Spread the fresh strawberries in the bottom of the cooled pie crust. Place soft strawberry ice cream over the strawberries, filling the pie crust. Freeze until very firm. When ready to serve, make the meringue topping.

Meringue:
3 egg whites (room temp.)
½ tsp. Vanilla
¼ tsp. Cream of tartar
6 Tblsp. Sugar

Beat egg whites with vanilla and cream of tartar until it peaks.
Gradually add sugar, beating until sugar is dissolved and meringue is glossy and stiff. Spread over frozen pie, spreading to and sealing the edges to the crust all around the pie. Bake in preheated oven at 500 degrees F. until golden brown. ( Ice cream will stay firm as it only takes a very few minutes to brown the meringue. ) Serve immediately.



For all who enjoy the distinctive taste of chocolate and strawberries, here is another recipe which delights and amazes the taste buds! The main secret to this recipe is the chocolate candy crust and the chocolate mallow whipped cream topping – with the strawberries and strawberry filling in the center, each bite of this pie is like eating strawberries dipped in chocolate and whipped cream!


Strawberry Pie
with
Chocolate Candy Crust

Chocolate Candy Crust:
1 12 oz. Pkg. Semisweet chocolate pieces
2 tblsp. Shortening
2 tblsp. Sifted confectioner's sugar
12” square Heavy duty aluminum foil

Place 12” sq aluminum foil in 9” pie pan. Press down and form a foil pie pan liner for pie pan. Cut off excess foil around rim of pie pan. Gently remove liner and place liner on baking sheet. Spread the chocolate pieces (or chips) in the bottom of the liner.
Place baking sheet with liner in oven at 250 degrees F. for 5 minutes. Set alum. Liner back in pie pan. Add shortening and blend (using back of spoon) with melted chocolate, then add confectioner's sugar and blend. Once blended, spread mixture evenly on bottom and up sides of pie pan liner. Chill until firmly set. Peel foil liner from chocolate shell and then place shell back into pie pan. Fill and refrigerate. (shell is crispy hard, will soften to cut if at room temp for about 20 minutes before cutting and serving)

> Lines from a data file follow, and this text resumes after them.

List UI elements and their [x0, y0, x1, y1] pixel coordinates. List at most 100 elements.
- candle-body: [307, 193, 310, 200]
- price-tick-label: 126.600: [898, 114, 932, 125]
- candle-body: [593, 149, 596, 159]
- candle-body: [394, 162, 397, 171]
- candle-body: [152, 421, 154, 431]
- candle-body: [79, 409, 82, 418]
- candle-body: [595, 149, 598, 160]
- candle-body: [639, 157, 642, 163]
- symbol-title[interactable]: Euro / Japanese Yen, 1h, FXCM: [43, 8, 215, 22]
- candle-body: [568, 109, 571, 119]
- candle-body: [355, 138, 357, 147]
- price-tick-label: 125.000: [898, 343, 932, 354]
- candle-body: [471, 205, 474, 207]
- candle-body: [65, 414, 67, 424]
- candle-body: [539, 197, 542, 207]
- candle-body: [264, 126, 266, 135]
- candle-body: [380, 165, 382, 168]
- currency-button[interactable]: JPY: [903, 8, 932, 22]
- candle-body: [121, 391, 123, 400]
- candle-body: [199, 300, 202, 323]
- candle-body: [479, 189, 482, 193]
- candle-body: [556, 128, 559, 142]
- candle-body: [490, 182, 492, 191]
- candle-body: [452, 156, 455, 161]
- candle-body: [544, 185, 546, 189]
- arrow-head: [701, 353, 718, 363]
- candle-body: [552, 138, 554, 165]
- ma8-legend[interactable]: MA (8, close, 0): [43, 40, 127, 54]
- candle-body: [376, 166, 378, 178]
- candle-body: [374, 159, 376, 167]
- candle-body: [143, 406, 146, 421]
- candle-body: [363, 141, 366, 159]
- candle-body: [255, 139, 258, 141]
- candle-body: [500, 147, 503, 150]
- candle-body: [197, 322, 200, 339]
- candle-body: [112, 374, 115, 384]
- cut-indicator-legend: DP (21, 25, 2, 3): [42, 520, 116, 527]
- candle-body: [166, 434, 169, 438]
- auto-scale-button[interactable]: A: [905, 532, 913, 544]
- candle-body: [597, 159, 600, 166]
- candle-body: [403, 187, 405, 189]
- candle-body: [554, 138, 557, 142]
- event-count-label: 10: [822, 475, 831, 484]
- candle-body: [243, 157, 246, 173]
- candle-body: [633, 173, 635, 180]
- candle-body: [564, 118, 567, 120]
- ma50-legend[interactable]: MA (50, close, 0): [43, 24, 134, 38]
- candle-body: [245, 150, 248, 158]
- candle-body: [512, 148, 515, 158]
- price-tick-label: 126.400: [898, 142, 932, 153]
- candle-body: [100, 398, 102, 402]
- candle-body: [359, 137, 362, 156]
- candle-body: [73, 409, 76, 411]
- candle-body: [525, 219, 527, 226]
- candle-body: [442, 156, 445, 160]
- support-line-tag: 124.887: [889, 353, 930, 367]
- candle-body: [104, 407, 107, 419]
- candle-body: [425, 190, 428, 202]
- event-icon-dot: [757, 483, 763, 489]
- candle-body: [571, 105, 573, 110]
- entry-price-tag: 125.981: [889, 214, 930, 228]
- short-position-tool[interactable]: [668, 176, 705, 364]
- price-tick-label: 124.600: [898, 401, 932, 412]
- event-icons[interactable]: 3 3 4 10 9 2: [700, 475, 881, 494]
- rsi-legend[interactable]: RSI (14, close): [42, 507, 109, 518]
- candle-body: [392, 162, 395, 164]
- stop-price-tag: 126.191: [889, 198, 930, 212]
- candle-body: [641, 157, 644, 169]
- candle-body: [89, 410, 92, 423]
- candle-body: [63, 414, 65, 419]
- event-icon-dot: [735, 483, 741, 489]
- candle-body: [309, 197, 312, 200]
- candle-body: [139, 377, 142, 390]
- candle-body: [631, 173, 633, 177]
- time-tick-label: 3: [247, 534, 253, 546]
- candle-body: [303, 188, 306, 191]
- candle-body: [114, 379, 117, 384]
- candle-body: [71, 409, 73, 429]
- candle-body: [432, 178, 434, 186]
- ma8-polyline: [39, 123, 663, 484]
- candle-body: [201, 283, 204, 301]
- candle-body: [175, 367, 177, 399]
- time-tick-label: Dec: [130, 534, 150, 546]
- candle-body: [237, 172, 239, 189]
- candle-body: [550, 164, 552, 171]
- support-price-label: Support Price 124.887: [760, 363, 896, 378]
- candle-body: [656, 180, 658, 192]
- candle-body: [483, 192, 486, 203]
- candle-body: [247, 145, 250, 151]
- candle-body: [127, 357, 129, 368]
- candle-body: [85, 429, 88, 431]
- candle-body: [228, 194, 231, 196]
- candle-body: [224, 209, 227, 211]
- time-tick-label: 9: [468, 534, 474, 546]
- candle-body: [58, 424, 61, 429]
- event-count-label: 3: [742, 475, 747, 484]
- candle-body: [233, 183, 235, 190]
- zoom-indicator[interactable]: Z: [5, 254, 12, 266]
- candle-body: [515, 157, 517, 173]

Strawberries w/ Glaze Filling:
1 quart fresh strawberries
¼ cup Strawberry jelly (or jam)
1 10-ounce pkg frozen strawberries, defrosted
½ cup sugar
3 tblsp. Cornstarch

Press defrosted strawberries through a sieve to remove seeds. Mix ½ cup sugar and cornstarch in a saucepan, stir in sieved berries and jelly. Cook and stir until mixture thickens.

Arrange fresh strawberries in chocolate shell – cut large berries in half or quarters. Spoon over strawberry glaze; chill.


Chocolate mallow whipped topping:
2 cups Miniature marshmallows (I use chocolate marshmallows)
¼ cup Chocolate milk
1 cup Whipping cream ( I use chocolate cool whip)

Heat milk and marshmallows until mallows dissolve. Cool. Fold in whipping cream. Place on top of strawberry pie and serve.
YouTip: can use chocolate marshmallow cream in place of the miniature marshmallows and milk. Just fold the whipping cream into the marshmallow cream.